Cross-examination in criminal cases

When does cross-examination take place?

When a witness or defendant has been called to testify in court they will give their evidence ‘in chief’. The opposing side then has the right to cross-examine them on their evidence.

Cross-examination takes place after examination-in-chief, or when a witness is ‘tendered’ for cross-examination. This happens when the party calling the witness does not wish to ask that witness any question themselves, but calls the witness so that he/she can be sworn in and cross-examined by the other party if it wishes. This will be an issue for discussion between counsel before the trial starts.

Who can cross-examine?

A witness can be cross-examined by the ‘other side’, ie. the opponent of the party calling the witness, and any other party to the proceedings, eg. any co-defendants. You cannot cross-examine your own witness unless he/she has been declared hostile by the judge. Cross-examination can be conducted by counsel, or the opposing party if they are not legally represented.

There are three exceptions to the right to cross examine under the Youth Justice and Criminal Evidence Act 1999:

  • Complainants in proceedings for sexual offences (section 34);
  • Child complainants and other child witnesses (section 35);
  • Any other witnesses at the discretion of the court (section 36).

Who may be cross-examined?

All witnesses can be cross-examined except:

  • A witness called by a witness summons merely to produce a document;
  • A witness called and sworn by mistake because it is discovered before he/she begins examination-in-chief, or where the questioning has barely begun, that they are unable to give evidence on the matter in question;
  • A witness called by the judge.

If a witness becomes ill before or during cross-examination, the trial may be allowed to continue on the basis of the evidence already given. The judge should direct the jury carefully in these circumstances. Similarly, the trial may be allowed to continue if the witness becomes too distressed to go on. If the witness dies before cross-examination, the evidence-in-chief is admissible although little weight may given to it. However, all these situations are subject to the judge’s discretion to discharge the jury if the inability of the witness to complete their evidence would result in overall unfairness to the defendant.

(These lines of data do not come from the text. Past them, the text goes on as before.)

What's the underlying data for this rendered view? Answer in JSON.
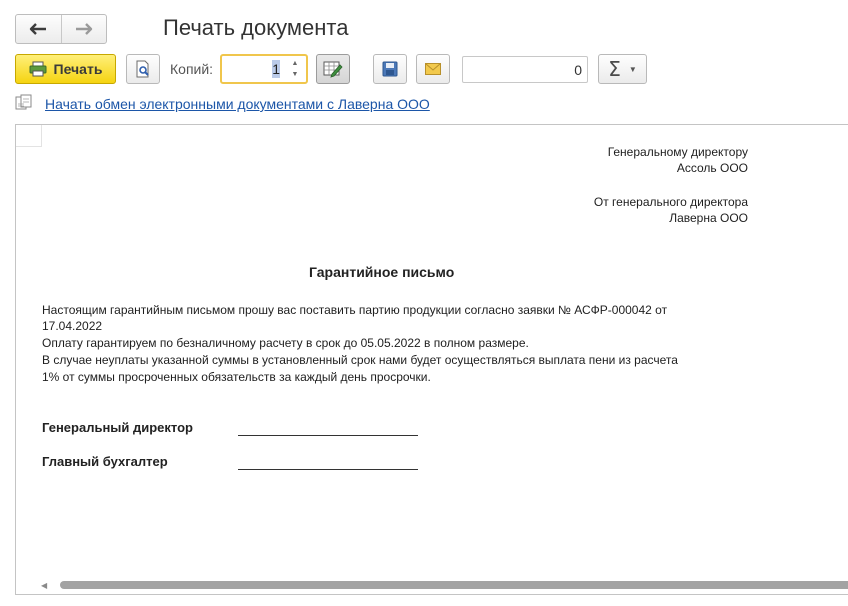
{
  "window": {
    "title": "Печать документа"
  },
  "nav": {
    "back_icon": "arrow-left-icon",
    "forward_icon": "arrow-right-icon"
  },
  "toolbar": {
    "print_label": "Печать",
    "copies_label": "Копий:",
    "copies_value": "1",
    "sum_value": "0",
    "sum_icon": "Σ",
    "accent_color": "#f5d411"
  },
  "exchange_link": "Начать обмен электронными документами с Лаверна ООО",
  "document": {
    "recipient_line1": "Генеральному директору",
    "recipient_line2": "Ассоль ООО",
    "sender_line1": "От генерального директора",
    "sender_line2": "Лаверна ООО",
    "heading": "Гарантийное письмо",
    "body_lines": [
      "Настоящим гарантийным письмом прошу вас поставить партию продукции согласно заявки № АСФР-000042 от",
      "17.04.2022",
      "Оплату гарантируем по безналичному расчету в срок до 05.05.2022 в полном размере.",
      "В случае неуплаты указанной суммы в установленный срок нами будет осуществляться выплата пени из расчета",
      "1% от суммы просроченных обязательств за каждый день просрочки."
    ],
    "sign_director": "Генеральный директор",
    "sign_accountant": "Главный бухгалтер"
  }
}
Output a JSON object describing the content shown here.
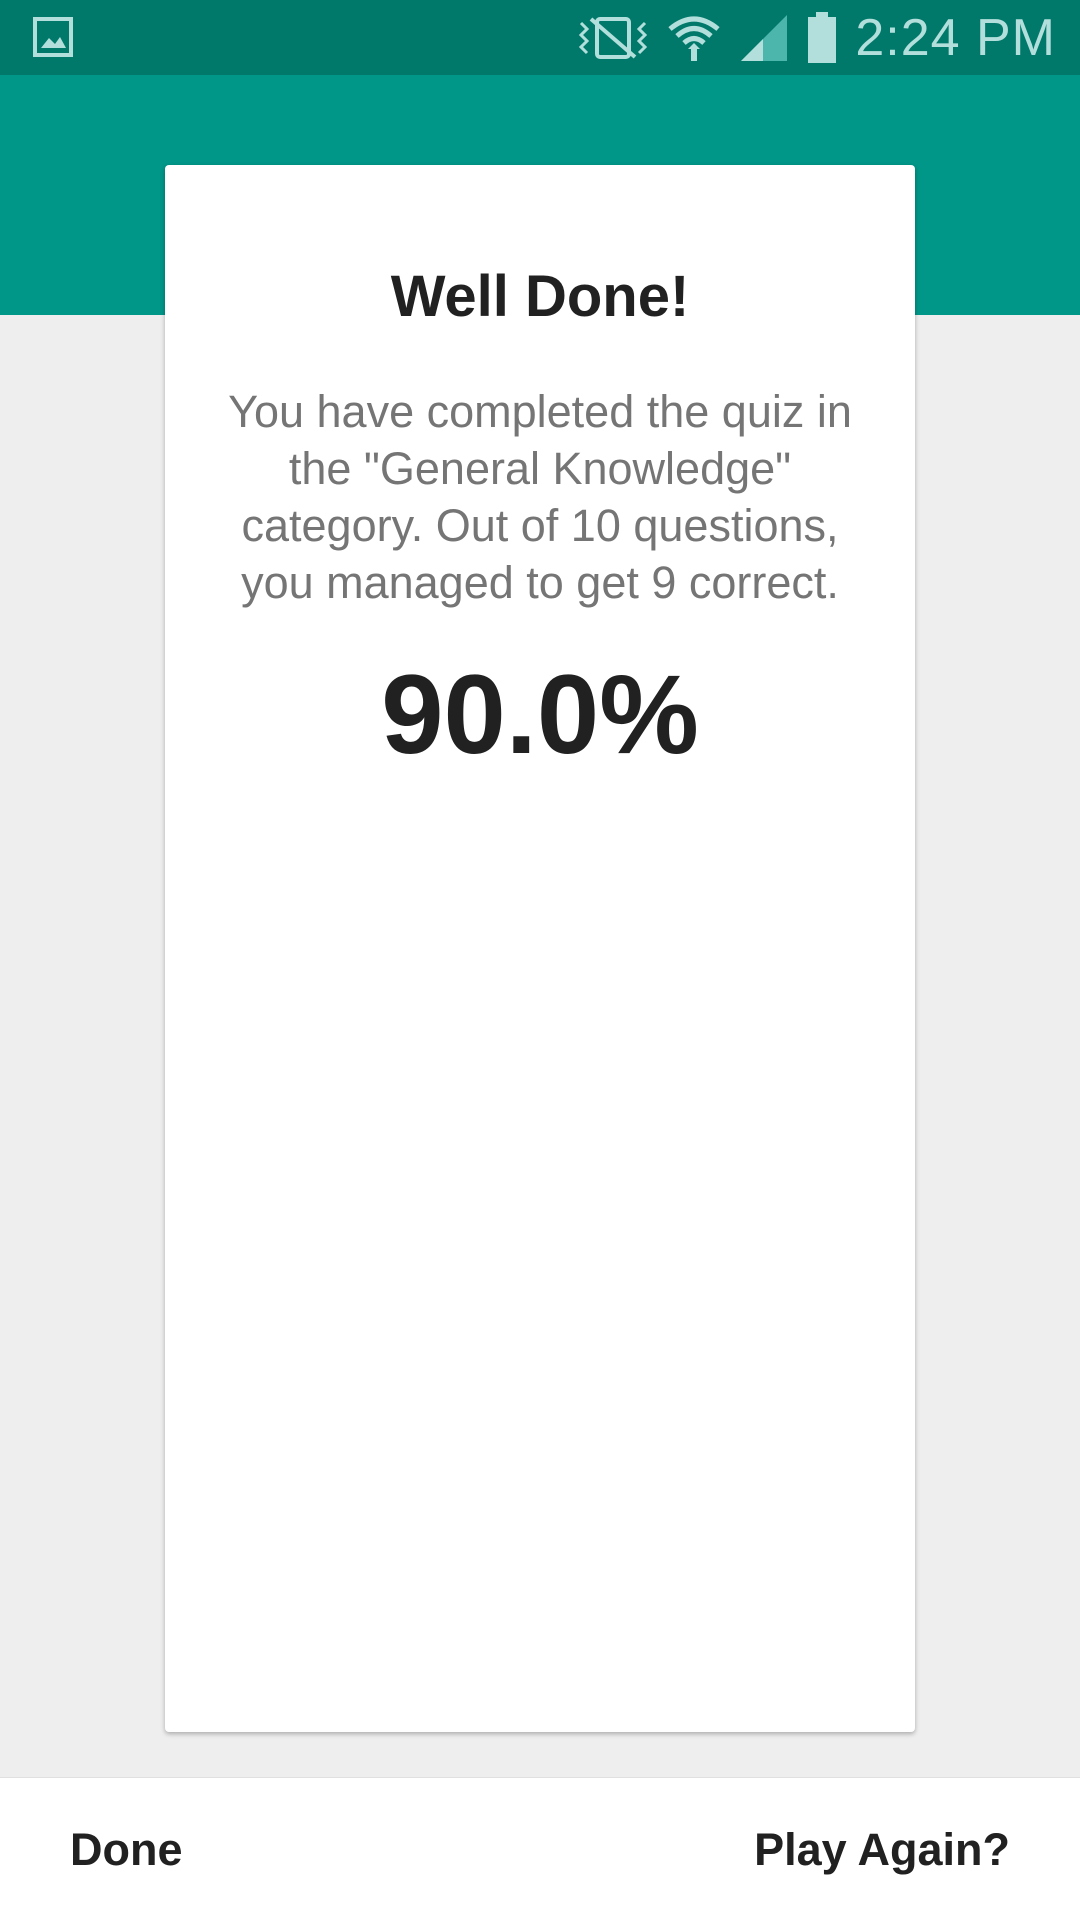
{
  "status_bar": {
    "time": "2:24 PM",
    "left_icon": "gallery-notification-icon",
    "icons": [
      "vibrate-icon",
      "wifi-icon",
      "signal-icon",
      "battery-icon"
    ],
    "bg_color": "#00796b"
  },
  "header": {
    "bg_color": "#009688"
  },
  "result_card": {
    "title": "Well Done!",
    "message": "You have completed the quiz in the \"General Knowledge\" category. Out of 10 questions, you managed to get 9 correct.",
    "score": "90.0%"
  },
  "actions": {
    "done_label": "Done",
    "play_again_label": "Play Again?"
  }
}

What’s the purpose of cross-examination?

The purpose of cross-examination is three-fold:

  • To elicit evidence in support of your case;
  • To cast doubt on, or undermine the witness’s evidence and credibility to weaken your opponent’s case;
  • To challenge disputed evidence.

Types of questioning in cross-examination

Whilst conducting cross-examination:

  • Leading questions are permitted and encouraged;
  • Counsel has a duty not to waste the court’s time and money on irrelevant matters;
  • The judge has the discretion to prevent cross-examination which is unnecessary, improper or oppressive;
  • You must also be aware of the relevant provisions in the various codes of conduct.

Cross-examination on credibility

One of the aims of cross-examination is to cast doubt on, and undermine the evidence given by the witness. Questions can therefore be put in cross-examination with a view to attacking the credibility of the witness. The credibility of a witness depends upon the witness’s:

  • Knowledge of the facts to which they testify;
  • Disinterest;
  • Integrity;
  • Veracity (i.e. truthfulness), and;
  • Duty to speak the truth by virtue of the oath.

There are limits on the extent to which counsel are entitled to cross-examine a witness, and the manner in which they can cross-examine.

The limits on cross-examination of complainants in sex cases

A complainant in sex offences cases must not be cross-examined by the accused in person. In addition, counsel are restricted as to the types of questions that are permitted.

There is also a general prohibition on evidence adduced, or questions asked on behalf of the accused about any sexual behaviour of the complainant, without leave of the court. The court may give leave if it is satisfied that the evidence or questions relates to specified instances of sexual behaviour that is relevant to an issue in the case, and where refusal of leave may lead to a miscarriage of justice.

Limits on cross-examination in the case of children

Counsel are not permitted to cross-examine in person child witnesses in certain sexual offence cases, and cases of kidnapping, false imprisonment and abduction. A child is a minor when aged 17 years and under for the purposes of sexual offences cases, and 14 years and under in other cases.

Common pitfalls in cross-examination technique and style

Judges have criticised counsel on various aspects of cross examination, including:

  • Making comments rather than asking questions;
  • Not asking a proper question but rather making a statement;
  • Not giving the witness a proper opportunity to answer the question;
  • Asking questions that are irrelevant;
  • Not putting their client’s case clearly.

If cross-examination results in matters that did not arise in the course the examination-in-chief, the party that originally called the witness can question the witness again. This is re-examination.